Zoals het hof reeds ter terechtzitting van 16 november 2018 heeft overwogen en beslist, is het hof van oordeel dat de beide getuigen, als geestelijk verzorgers, gelet op de aard en de inhoud van die functie, gelijk moeten worden gesteld met een geestelijke. Het hof neemt daarbij in aanmerking dat de getuigen als humanistisch respectievelijk boeddhistisch geestelijk verzorger zijn benoemd. De getuigen kunnen zich daarom op grond van de wet beroepen op het verschoningsrecht als bedoeld in artikel 218 van het Wetboek van Strafvordering. Als verschoningsgerechtigden moet de getuigen daarbij een eigen afweging van belangen verrichten. De getuigen hebben ervoor gekozen het verschoningsrecht niet te doorbreken en geen enkele inhoudelijke vraag in deze zaak te beantwoorden. Het hof dient die beslissing te respecteren. Het maakt voor het oordeel van het hof geen verschil of in dit geval de betreffende wetenschap is verkregen tijdens een persoonlijk of een groepsgesprek. Ook aan het groepsgesprek neemt de geestelijk verzorger uit dien hoofde deel. Hetgeen de geestelijk verzorger tijdens een groepsgesprek is toevertrouwd, valt daarom eveneens onder het verschoningsrecht.

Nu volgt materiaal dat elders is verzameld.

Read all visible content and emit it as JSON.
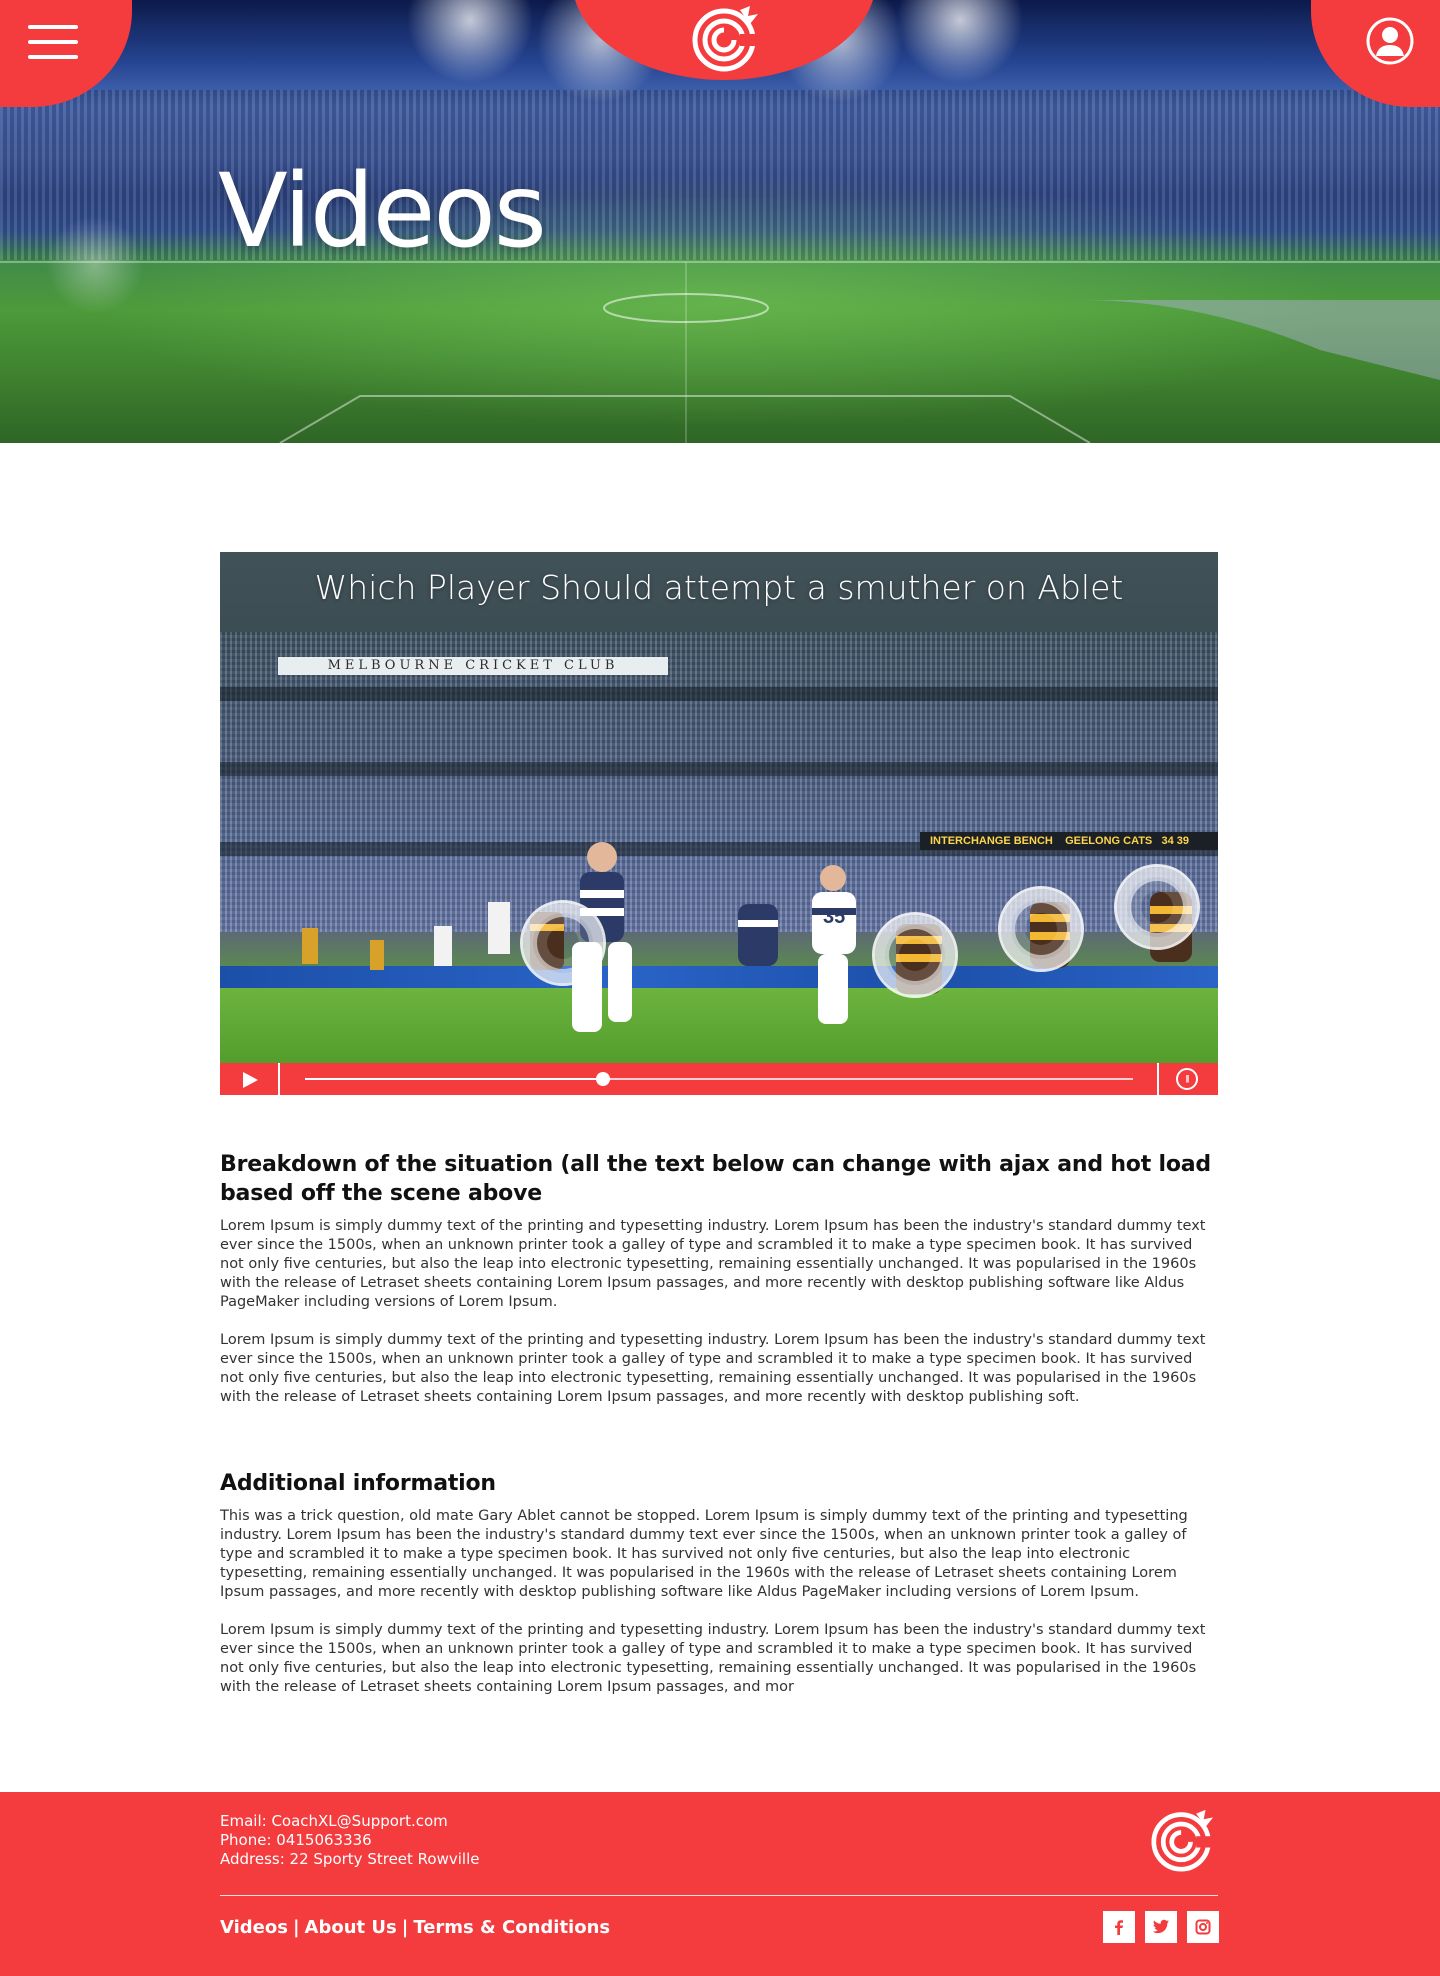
{
  "header": {
    "title": "Videos",
    "icons": {
      "menu": "hamburger-menu-icon",
      "logo": "coachxl-logo",
      "user": "user-profile-icon"
    }
  },
  "video": {
    "title": "Which Player Should attempt a smuther on Ablet",
    "stadium_sign": "MELBOURNE CRICKET CLUB",
    "bench_sign": "INTERCHANGE BENCH",
    "scoreboard": "GEELONG CATS",
    "scoreboard_score": "34 39",
    "player_number": "35",
    "progress": 0.36
  },
  "article": {
    "section1": {
      "heading": "Breakdown of the situation (all the text below can change with ajax and hot load based off the scene above",
      "paragraphs": [
        "Lorem Ipsum is simply dummy text of the printing and typesetting industry. Lorem Ipsum has been the industry's standard dummy text ever since the 1500s, when an unknown printer took a galley of type and scrambled it to make a type specimen book. It has survived not only five centuries, but also the leap into electronic typesetting, remaining essentially unchanged. It was popularised in the 1960s with the release of Letraset sheets containing Lorem Ipsum passages, and more recently with desktop publishing software like Aldus PageMaker including versions of Lorem Ipsum.",
        "Lorem Ipsum is simply dummy text of the printing and typesetting industry. Lorem Ipsum has been the industry's standard dummy text ever since the 1500s, when an unknown printer took a galley of type and scrambled it to make a type specimen book. It has survived not only five centuries, but also the leap into electronic typesetting, remaining essentially unchanged. It was popularised in the 1960s with the release of Letraset sheets containing Lorem Ipsum passages, and more recently with desktop publishing soft."
      ]
    },
    "section2": {
      "heading": "Additional information",
      "paragraphs": [
        "This was a trick question, old mate Gary Ablet cannot be stopped. Lorem Ipsum is simply dummy text of the printing and typesetting industry. Lorem Ipsum has been the industry's standard dummy text ever since the 1500s, when an unknown printer took a galley of type and scrambled it to make a type specimen book. It has survived not only five centuries, but also the leap into electronic typesetting, remaining essentially unchanged. It was popularised in the 1960s with the release of Letraset sheets containing Lorem Ipsum passages, and more recently with desktop publishing software like Aldus PageMaker including versions of Lorem Ipsum.",
        "Lorem Ipsum is simply dummy text of the printing and typesetting industry. Lorem Ipsum has been the industry's standard dummy text ever since the 1500s, when an unknown printer took a galley of type and scrambled it to make a type specimen book. It has survived not only five centuries, but also the leap into electronic typesetting, remaining essentially unchanged. It was popularised in the 1960s with the release of Letraset sheets containing Lorem Ipsum passages, and mor"
      ]
    }
  },
  "footer": {
    "email": "Email: CoachXL@Support.com",
    "phone": "Phone: 0415063336",
    "address": "Address: 22 Sporty Street Rowville",
    "links": [
      "Videos",
      "About Us",
      "Terms & Conditions"
    ],
    "separator": "|",
    "social": [
      "facebook-icon",
      "twitter-icon",
      "instagram-icon"
    ]
  },
  "colors": {
    "brand_red": "#f43b3e",
    "text_dark": "#111111",
    "text_body": "#333333"
  }
}
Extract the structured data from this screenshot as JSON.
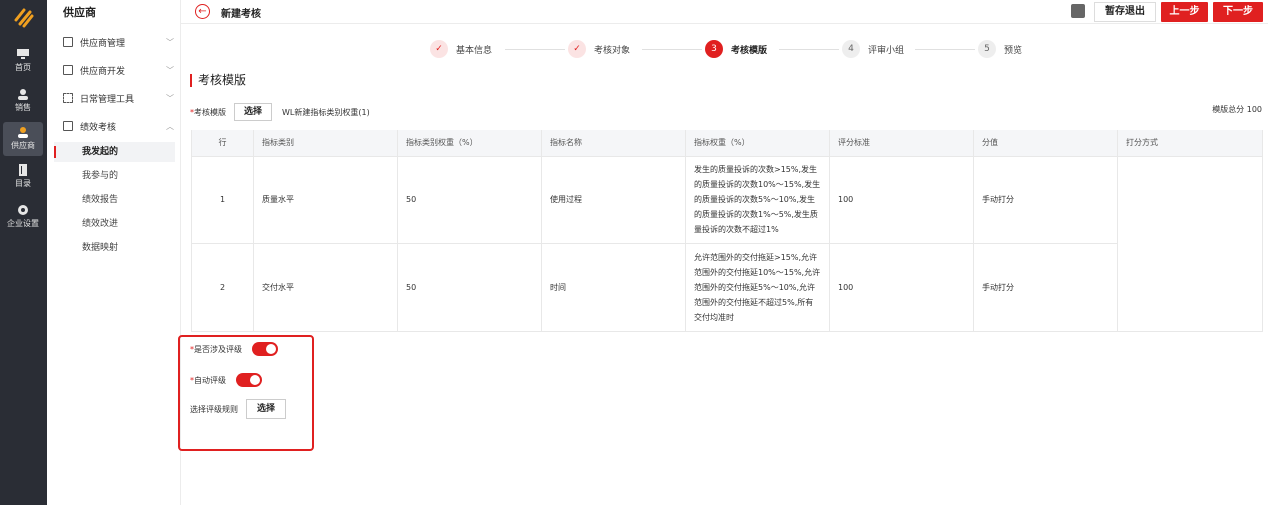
{
  "rail": {
    "items": [
      {
        "label": "首页",
        "icon": "monitor-icon"
      },
      {
        "label": "销售",
        "icon": "user-icon"
      },
      {
        "label": "供应商",
        "icon": "supplier-user-icon"
      },
      {
        "label": "目录",
        "icon": "book-icon"
      },
      {
        "label": "企业设置",
        "icon": "gear-icon"
      }
    ],
    "active": "供应商"
  },
  "sidebar": {
    "title": "供应商",
    "groups": [
      {
        "label": "供应商管理",
        "icon": "list-icon",
        "expanded": false
      },
      {
        "label": "供应商开发",
        "icon": "clipboard-icon",
        "expanded": false
      },
      {
        "label": "日常管理工具",
        "icon": "grid-icon",
        "expanded": false
      },
      {
        "label": "绩效考核",
        "icon": "card-icon",
        "expanded": true
      }
    ],
    "subitems": [
      "我发起的",
      "我参与的",
      "绩效报告",
      "绩效改进",
      "数据映射"
    ],
    "active_subitem": "我发起的"
  },
  "header": {
    "title": "新建考核",
    "save_exit": "暂存退出",
    "prev": "上一步",
    "next": "下一步"
  },
  "steps": [
    {
      "num": "",
      "label": "基本信息",
      "state": "done"
    },
    {
      "num": "",
      "label": "考核对象",
      "state": "done"
    },
    {
      "num": "3",
      "label": "考核模版",
      "state": "current"
    },
    {
      "num": "4",
      "label": "评审小组",
      "state": "todo"
    },
    {
      "num": "5",
      "label": "预览",
      "state": "todo"
    }
  ],
  "section": {
    "title": "考核模版",
    "template_label": "考核模版",
    "select_label": "选择",
    "template_name": "WL新建指标类别权重(1)",
    "total": "模版总分 100"
  },
  "table": {
    "headers": [
      "行",
      "指标类别",
      "指标类别权重（%）",
      "指标名称",
      "指标权重（%）",
      "评分标准",
      "分值",
      "打分方式"
    ],
    "rows": [
      {
        "row": "1",
        "category": "质量水平",
        "category_weight": "50",
        "name": "使用过程",
        "weight": "发生的质量投诉的次数>15%,发生的质量投诉的次数10%～15%,发生的质量投诉的次数5%～10%,发生的质量投诉的次数1%～5%,发生质量投诉的次数不超过1%",
        "standard": "100",
        "score": "手动打分",
        "method": ""
      },
      {
        "row": "2",
        "category": "交付水平",
        "category_weight": "50",
        "name": "时间",
        "weight": "允许范围外的交付拖延>15%,允许范围外的交付拖延10%～15%,允许范围外的交付拖延5%～10%,允许范围外的交付拖延不超过5%,所有交付均准时",
        "standard": "100",
        "score": "手动打分",
        "method": ""
      }
    ]
  },
  "grading": {
    "involves_label": "是否涉及评级",
    "involves_on": true,
    "auto_label": "自动评级",
    "auto_on": true,
    "rule_label": "选择评级规则",
    "rule_button": "选择"
  },
  "colors": {
    "accent": "#e02020",
    "rail_bg": "#2a2d35",
    "header_bg": "#f5f6f8"
  }
}
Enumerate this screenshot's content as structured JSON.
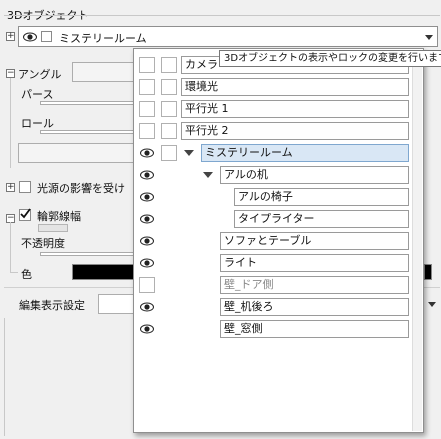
{
  "panel": {
    "title": "3Dオブジェクト",
    "selected_object": "ミステリールーム",
    "angle_label": "アングル",
    "perspective_label": "パース",
    "roll_label": "ロール",
    "light_source_label": "光源の影響を受け",
    "outline_label": "輪郭線幅",
    "opacity_label": "不透明度",
    "color_label": "色",
    "edit_display_label": "編集表示設定"
  },
  "tooltip": "3Dオブジェクトの表示やロックの変更を行います",
  "tree": {
    "rows": [
      {
        "label": "カメラ",
        "eye": false,
        "lock": true,
        "indent": 0
      },
      {
        "label": "環境光",
        "eye": false,
        "lock": true,
        "indent": 0
      },
      {
        "label": "平行光 1",
        "eye": false,
        "lock": true,
        "indent": 0
      },
      {
        "label": "平行光 2",
        "eye": false,
        "lock": true,
        "indent": 0
      },
      {
        "label": "ミステリールーム",
        "eye": true,
        "lock": true,
        "indent": 0,
        "expanded": true,
        "selected": true
      },
      {
        "label": "アルの机",
        "eye": true,
        "lock": false,
        "indent": 1,
        "expanded": true
      },
      {
        "label": "アルの椅子",
        "eye": true,
        "lock": false,
        "indent": 2
      },
      {
        "label": "タイプライター",
        "eye": true,
        "lock": false,
        "indent": 2
      },
      {
        "label": "ソファとテーブル",
        "eye": true,
        "lock": false,
        "indent": 1
      },
      {
        "label": "ライト",
        "eye": true,
        "lock": false,
        "indent": 1
      },
      {
        "label": "壁_ドア側",
        "eye": false,
        "lock": false,
        "indent": 1,
        "hidden": true
      },
      {
        "label": "壁_机後ろ",
        "eye": true,
        "lock": false,
        "indent": 1
      },
      {
        "label": "壁_窓側",
        "eye": true,
        "lock": false,
        "indent": 1
      }
    ]
  }
}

Het hof gaat er van uit dat in de situatie dat een getuige zich van het geven van een getuigenis of van het beantwoorden van bepaalde vragen verschoont op grond van een daartoe door de wet gegeven bevoegdheid en de getuige dientengevolge weigert antwoord te geven op de vragen die de verdediging hem stelt of doet stellen, een behoorlijke en effectieve mogelijkheid tot ondervraging van de getuige, zoals gegarandeerd op grond van artikel 6, derde lid, aanhef en onder d, Europees Verdrag voor de Rechten van de Mens en de fundamentele vrijheden (EVRM), ontbreekt (vgl. HR 6 juni 2017, ECLI:NL:HR:2017:1017). Het gaat in casu bij de geestelijke verzorgers om twee getuigen à decharge, die zich op grond van een wettelijk voorschrift op hun verschoningsrecht hebben beroepen. De betreffende getuigen hebben in het kader van dit onderzoek geen enkele inhoudelijke verklaring afgelegd in welk stadium van de procedure dan ook. De verklaringen van deze getuigen zijn dan ook niet van belang voor het bewijs van de ten laste gelegde feiten, laat staan dat deze verklaringen 'the sole or decisive basis' zouden zijn voor de bewijsvoering (vgl. EHRM 15 december 2015, nr. 9154/10, Schatschaschwili tegen Duitsland, r.o. 107, onder ii en de daarop gebaseerde jurisprudentie van de Hoge Raad, waaronder HR 4 juli 2017, ECLI:NL:HR:2017:1015). Deze verklaringen zouden wel van belang kunnen zijn in ontlastende zin. Om die reden heeft de verdediging om het horen van deze getuigen gevraagd. Echter, ook in ontlastende zin zouden de getuigen geen doorslaggevende rol kunnen hebben gespeeld in de bewijsvoering. De getuigen zouden immers slechts kunnen worden bevraagd over hetgeen medeverdachte betrokkene 1 hun mogelijk tijdens zijn detentie zou hebben verteld. Het gaat derhalve niet om getuigen die rechtstreeks kennis dragen van de feiten, maar om mogelijke verklaringen van-horen-zeggen. De bron van hetgeen door deze getuigen zou kunnen worden verklaard, is gelegen in de medeverdachte betrokkene 1. Medeverdachte betrokkene 1 zelf en andere gedetineerden zijn, zoals hierboven reeds is geschetst, in hoger beroep bevraagd over hetgeen door betrokkene 1 in detentie naar voren zou zijn gebracht. De verdediging heeft derhalve de op grond van artikel 6, derde lid, aanhef en onder d, EVRM bestaande aanspraak om op een behoorlijke en effectieve mogelijkheid getuigen in enig stadium van het geding te (doen) ondervragen, kunnen effectueren.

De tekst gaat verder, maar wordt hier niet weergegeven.